Acompanhada por teclista, baterista e violoncelista, a artista arrancou o set com “Voodoov”, sem chegar a entrar no palco, onde apenas nos chegava de longe o seu canto de sereia e imagens das suas mãos entrelaçadas em cabos e dedos anónimos tatuados, em dois ecrãs instalados ao fundo do palco que funcionavam como espelhos invertidos, semelhantes à imagem da capa de Ison — essa dicotomia entre criador e criação e o elo que os une. “Libertine”, a primeira da noite para Ison, trouxe-a por fim até nós, deslizante no seu vestido transparente branco que ondulava como a espuma de um mar revolto, ao mesmo tempo serena sob uma luz irreal. Uma aparência mais limpa e crua em comparação com a garrida camuflagem de flores que nos tinha apresentado no concerto do Super Bock Super Rock, uma presença que nos pareceu também por vezes mais cerebral e controlada, como nos vários momentos em que seduziu a câmara que a seguia pelo palco. Ontem ficou aliás evidente que, no espaço de sensivelmente quatro meses desde a sua última visita por cá, Sevdaliza já se encontra num novo processo de metamorfose, visível sobretudo nas músicas novas que nos apresentou e que não sabemos ainda se serão prenúncio para o seu segundo álbum, mas que pela amostra podemos já afirmar confiantes que, se tal acontecer, será um dos nossos discos preferidos do próximo ano.

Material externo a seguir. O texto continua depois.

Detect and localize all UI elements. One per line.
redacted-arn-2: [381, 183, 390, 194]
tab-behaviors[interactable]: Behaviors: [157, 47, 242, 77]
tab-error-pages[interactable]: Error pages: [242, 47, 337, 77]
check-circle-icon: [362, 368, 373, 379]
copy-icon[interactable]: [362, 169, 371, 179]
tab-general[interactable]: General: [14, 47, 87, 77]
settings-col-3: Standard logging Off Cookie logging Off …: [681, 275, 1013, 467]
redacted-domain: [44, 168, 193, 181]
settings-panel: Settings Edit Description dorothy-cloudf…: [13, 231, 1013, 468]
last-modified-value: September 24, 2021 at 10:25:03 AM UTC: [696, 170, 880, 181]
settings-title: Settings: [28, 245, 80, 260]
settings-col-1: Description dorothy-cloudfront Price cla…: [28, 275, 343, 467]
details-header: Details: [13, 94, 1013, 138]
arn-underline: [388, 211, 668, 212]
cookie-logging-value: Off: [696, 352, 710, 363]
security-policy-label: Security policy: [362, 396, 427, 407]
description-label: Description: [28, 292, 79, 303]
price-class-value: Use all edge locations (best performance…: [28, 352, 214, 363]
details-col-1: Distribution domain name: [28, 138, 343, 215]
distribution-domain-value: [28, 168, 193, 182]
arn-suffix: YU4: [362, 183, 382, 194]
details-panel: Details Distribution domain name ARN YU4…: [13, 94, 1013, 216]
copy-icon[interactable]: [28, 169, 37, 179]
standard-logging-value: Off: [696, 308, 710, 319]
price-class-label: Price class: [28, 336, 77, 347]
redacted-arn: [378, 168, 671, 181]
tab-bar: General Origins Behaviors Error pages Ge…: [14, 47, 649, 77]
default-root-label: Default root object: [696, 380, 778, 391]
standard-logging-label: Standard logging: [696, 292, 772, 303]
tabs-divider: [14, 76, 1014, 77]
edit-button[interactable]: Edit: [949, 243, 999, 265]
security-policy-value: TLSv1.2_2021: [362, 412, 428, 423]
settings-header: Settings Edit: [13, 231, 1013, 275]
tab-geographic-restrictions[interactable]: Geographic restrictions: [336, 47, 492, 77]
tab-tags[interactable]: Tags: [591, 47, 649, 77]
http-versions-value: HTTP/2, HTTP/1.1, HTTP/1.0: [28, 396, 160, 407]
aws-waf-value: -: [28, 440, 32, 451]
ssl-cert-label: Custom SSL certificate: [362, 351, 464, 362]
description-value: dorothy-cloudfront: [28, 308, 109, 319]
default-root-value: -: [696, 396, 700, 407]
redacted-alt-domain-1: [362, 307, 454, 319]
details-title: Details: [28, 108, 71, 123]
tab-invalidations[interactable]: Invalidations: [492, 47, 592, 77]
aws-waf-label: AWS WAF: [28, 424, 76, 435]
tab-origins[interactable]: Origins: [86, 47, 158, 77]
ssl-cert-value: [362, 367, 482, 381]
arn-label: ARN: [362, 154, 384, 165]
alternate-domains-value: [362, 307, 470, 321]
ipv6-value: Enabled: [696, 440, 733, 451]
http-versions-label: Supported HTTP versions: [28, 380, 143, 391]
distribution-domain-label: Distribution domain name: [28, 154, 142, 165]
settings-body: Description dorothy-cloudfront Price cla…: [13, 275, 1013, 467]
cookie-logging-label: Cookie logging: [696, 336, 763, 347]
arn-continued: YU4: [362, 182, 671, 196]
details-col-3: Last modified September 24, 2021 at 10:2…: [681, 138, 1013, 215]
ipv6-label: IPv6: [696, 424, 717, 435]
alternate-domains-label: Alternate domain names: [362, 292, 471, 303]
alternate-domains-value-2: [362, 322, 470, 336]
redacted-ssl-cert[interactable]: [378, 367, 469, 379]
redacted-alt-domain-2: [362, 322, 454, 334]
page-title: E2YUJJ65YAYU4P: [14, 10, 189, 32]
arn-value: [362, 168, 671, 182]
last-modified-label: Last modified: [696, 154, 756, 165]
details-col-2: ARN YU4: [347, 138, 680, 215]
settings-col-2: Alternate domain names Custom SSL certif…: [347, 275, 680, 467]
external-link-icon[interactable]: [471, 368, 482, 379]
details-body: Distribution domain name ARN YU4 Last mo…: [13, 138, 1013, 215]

A primeira surpresa surgiu em “Kalim”, um poema feito de muitos anseios: ”I wish you had a different hand to touch me like no other can”, declamado com uma ferocidade que a meio disparou a métrica numa velocidade vertiginosa impossível de acompanhar. “Darkest Hour” foi também uma lufada fresca com a sua batida forte de pista de dança, mais uma vez numa simbiose perfeita com a bailarina que desenhou dos mais belos momentos de ontem, com a sua dança contemporânea em pontas clássicas de ballet. “Rhode” viu a sua estranheza de sons complementada por um jogo psicadélico de luzes atordoador — um verdadeiro ataque a todos os nossos sentidos. E por fim “Key”, que levou Sevdaliza novamente ao piano instalado ao canto do palco, agora vestida de um veludo vermelho voluptuoso, novamente na sua pele de mulher consciente da sua sensualidade e fim de inocência: “I can’t tell that I’m a flower/ Need to smell the air/ I wish I was innocent/ But I’ve seen it all/ Does it make me myself a woman?”.

Final mágico com “Marilyn Monroe” e ainda uma cedência a um encore com “Loves Way”. Arrepios colectivos que nos deixaram a pele em galinha e o coração a seus pés, para que pisasse a seu belo prazer se assim o desejasse, mas Sevdaliza é antes de mais amor, uma deusa muito humana, que no final voltou a distribuir demorados abraços pelas filas dianteiras, onde sentimos o respeito de um público incrédulo, algo até intimidado, que saiu do Capitólio mais uma vez irremediavelmente apaixonado.